Clarida's remarks lifted Treasury yields after five weeks of declines, while "real" yields, excluding inflation, are set to snap a six-week streak of declines.

The yield on the 10-year Treasury note touched 1.3%, up from 1.18% on Monday.

The greenback rose 0.9% against the Swiss franc and 0.4% on the Japanese yen, which traded at 110.215 to the dollar.

The euro fell 0.6% to $1.1759, pressured early in the session by weaker than expected German industrial orders data.

The British pound fell nearly 0.4% to $1.3878.

In contrast to the U.S. payroll report, in Canada a domestic employment report showed far fewer jobs added in July than expected. The greenback rose 0.4% to 1.2555 Canadian dollars.

Analysts have cautioned it will take more evidence than one jobs report to push U.S. yields significantly higher again. Friday's yield remained nearly one-half a percentage point lower than at the end of March.

Reactions to monthly jobs reports have changed often this year in days following release of the data, strategists at Wells Fargo (NYSE:WFC) Securities found when they looked at the 10-year Treasury yield.

Markets will next be watching for comments from Fed policymakers at the symposium of central bankers in Jackson Hole, Wyoming late this month.

Big moves across exchange rates are unlikely until Fed officials signal readiness to lead other central banks in pulling back economic support, said Joseph Trevisani, senior analyst at fxstreet.com.

"The Fed is pumping far more money into the U.S. economy and, by diffusion, to the rest of the world than anybody else," Trevisani said.

When Fed policy makers are confident in U.S. employment gains to raise interest rates, the global economy could be strong enough to bolster riskier currencies instead of the dollar.

A recent Reuters poll of strategists showed most predicting a dollar fall over the next year.
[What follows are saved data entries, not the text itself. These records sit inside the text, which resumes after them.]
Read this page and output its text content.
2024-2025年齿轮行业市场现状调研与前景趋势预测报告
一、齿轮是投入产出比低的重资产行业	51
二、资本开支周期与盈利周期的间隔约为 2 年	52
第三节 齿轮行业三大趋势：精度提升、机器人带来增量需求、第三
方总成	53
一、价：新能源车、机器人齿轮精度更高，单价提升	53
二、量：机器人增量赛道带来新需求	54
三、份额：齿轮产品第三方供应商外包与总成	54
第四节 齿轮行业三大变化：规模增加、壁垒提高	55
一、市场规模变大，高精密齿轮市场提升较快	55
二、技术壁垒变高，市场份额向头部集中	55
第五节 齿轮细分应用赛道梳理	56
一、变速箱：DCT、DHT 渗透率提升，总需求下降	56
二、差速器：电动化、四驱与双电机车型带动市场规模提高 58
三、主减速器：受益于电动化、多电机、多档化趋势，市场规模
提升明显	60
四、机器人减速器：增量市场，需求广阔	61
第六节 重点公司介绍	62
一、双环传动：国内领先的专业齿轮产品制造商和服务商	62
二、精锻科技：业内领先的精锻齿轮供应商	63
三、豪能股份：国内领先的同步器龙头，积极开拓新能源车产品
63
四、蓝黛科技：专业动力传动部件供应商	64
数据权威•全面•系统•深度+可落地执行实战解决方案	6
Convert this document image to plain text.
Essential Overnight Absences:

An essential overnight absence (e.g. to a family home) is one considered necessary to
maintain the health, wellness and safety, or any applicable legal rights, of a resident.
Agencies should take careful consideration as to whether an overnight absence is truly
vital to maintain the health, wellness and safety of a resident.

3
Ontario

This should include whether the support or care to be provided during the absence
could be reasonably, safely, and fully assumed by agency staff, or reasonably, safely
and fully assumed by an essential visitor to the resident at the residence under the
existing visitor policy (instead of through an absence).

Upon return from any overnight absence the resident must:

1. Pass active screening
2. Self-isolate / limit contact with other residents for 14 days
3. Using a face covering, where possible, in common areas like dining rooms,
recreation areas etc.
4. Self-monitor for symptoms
© Reuters. FILE PHOTO: A U.S. dollar banknote is seen in this illustration.  REUTERS/Dado Ruvic/Illustration/File Photo

"We're in the phase in the business cycle where growth and global trade are going to remain relatively solid, and that's going to provide some downside bias for the dollar," said Vasilieos Gkionakis, global head of FX strategy at Lombard Odier Group.

Cryptocurrency bitcoin BTC=BTSP was up 5% to $42,870 on Friday afternoon in New York. Ether ETH=BTSP gained 3% to $2,924.